What's the best way to save for a rainy day?

Posted at 3:47 PM, Jan 08, 2016
and last updated 2016-01-08 20:19:49-05

Almost two in three Americans don't have enough money saved for a $500 car repair or a $1,000 emergency room visit, according to

So what's the best way to save for a rainy day? 10News heard two very different answers, both which appear to work.

San Diego financial advisor Dennis Brewster said, "Try to do it systematically."

Brewster recommends people set up automatic deductions from their paycheck or bank accounts. Then, funnel that money into a separate savings account.

How much money should you sock away? Brewster suggests you have enough money to cover 3 to 6 months of expenses, but he said others may need to save more, for example, "someone whose income goes up and down."

Before you determine how much you need to save, Brewster recommends you create a budget and stick to it.

"It's really getting that discipline and developing that habit," said Brewster, a SagePoint Financial Advisor.

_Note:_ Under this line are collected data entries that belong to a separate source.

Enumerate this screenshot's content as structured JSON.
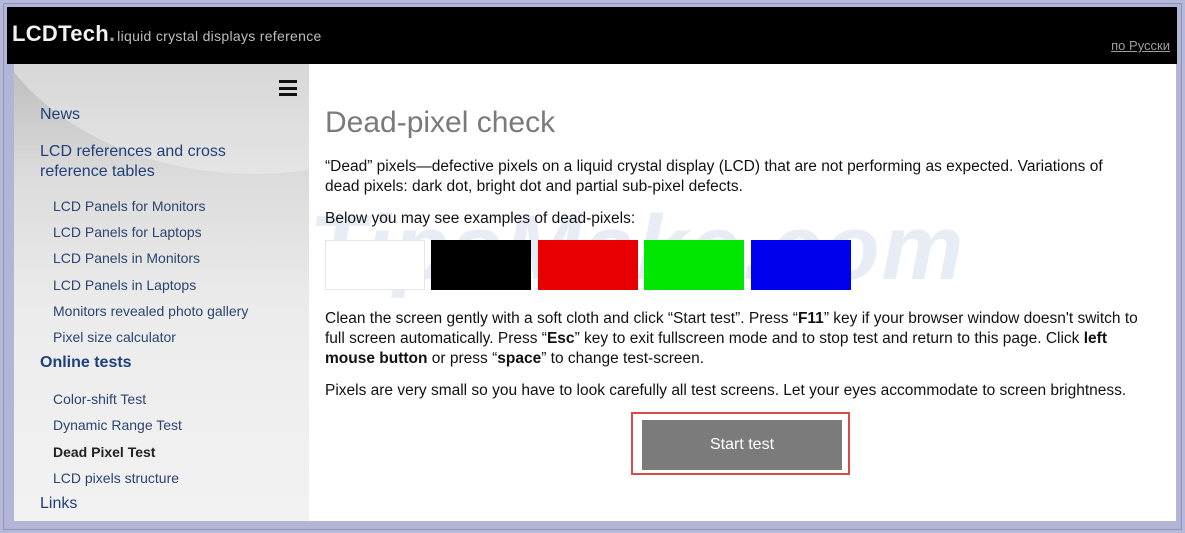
{
  "header": {
    "logo_main": "LCDTech",
    "logo_dot": ".",
    "logo_tagline": "liquid crystal displays reference",
    "language_link": "по Русски"
  },
  "sidebar": {
    "menu_icon": "hamburger-menu-icon",
    "items": [
      {
        "label": "News",
        "level": "main"
      },
      {
        "label": "LCD references and cross",
        "label2": "reference tables",
        "level": "main"
      },
      {
        "label": "LCD Panels for Monitors",
        "level": "sub"
      },
      {
        "label": "LCD Panels for Laptops",
        "level": "sub"
      },
      {
        "label": "LCD Panels in Monitors",
        "level": "sub"
      },
      {
        "label": "LCD Panels in Laptops",
        "level": "sub"
      },
      {
        "label": "Monitors revealed photo gallery",
        "level": "sub"
      },
      {
        "label": "Pixel size calculator",
        "level": "sub"
      },
      {
        "label": "Online tests",
        "level": "section"
      },
      {
        "label": "Color-shift Test",
        "level": "sub"
      },
      {
        "label": "Dynamic Range Test",
        "level": "sub"
      },
      {
        "label": "Dead Pixel Test",
        "level": "sub-current"
      },
      {
        "label": "LCD pixels structure",
        "level": "sub"
      },
      {
        "label": "Links",
        "level": "main"
      }
    ]
  },
  "main": {
    "title": "Dead-pixel check",
    "intro_line1": "“Dead” pixels—defective pixels on a liquid crystal display (LCD) that are not performing as expected. Variations of",
    "intro_line2": "dead pixels: dark dot, bright dot and partial sub-pixel defects.",
    "examples_label": "Below you may see examples of dead-pixels:",
    "swatch_colors": [
      "#ffffff",
      "#000000",
      "#e80000",
      "#00e600",
      "#0000ee"
    ],
    "instructions": {
      "t1": "Clean the screen gently with a soft cloth and click “Start test”. Press “",
      "k1": "F11",
      "t2": "” key if your browser window doesn't switch to full screen automatically. Press “",
      "k2": "Esc",
      "t3": "” key to exit fullscreen mode and to stop test and return to this page. Click ",
      "k3": "left mouse button",
      "t4": " or press “",
      "k4": "space",
      "t5": "” to change test-screen."
    },
    "note": "Pixels are very small so you have to look carefully all test screens. Let your eyes accommodate to screen brightness.",
    "start_button": "Start test",
    "watermark": "TipsMake.com"
  }
}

But retired accountant Jose Pazos said he's "tired of doing numbers." He and his wife Gloria don't have a budget, but they do have a "rainy day fund".

So, what's their trick?

"You buy whatever you can afford. You don't buy something you can't afford," said Pazos.

He and his wife have been living within their means all 44 years of marriage. They showed 10News their recent purchases, which included a $1.99 Christmas decoration.

"I bought things on sale," explained Gloria.

The Pazos family's golden rule when shopping? "If you don't need it, you don't buy it," said Jose.

And if you do need it, make sure you spend within reason.

"I would like a $1 million house, but I can't … I cannot buy a $200,000 car, but I can buy a $20,000 car," offered Jose as a hypothetical example.

Both the Pazos family and Brewster agree on one thing: it's better to save a little money than none at all.

While it would be great to have one year's worth of expenses saved, Brewster is realistic.

"If you tell someone a year or two, they say 'no way.' Then, they don't do it," he said.

When it comes to saving, the Pazos family says you should start small.

"Don't say I'm going to save $200 from now on. No, save $10," said Jose.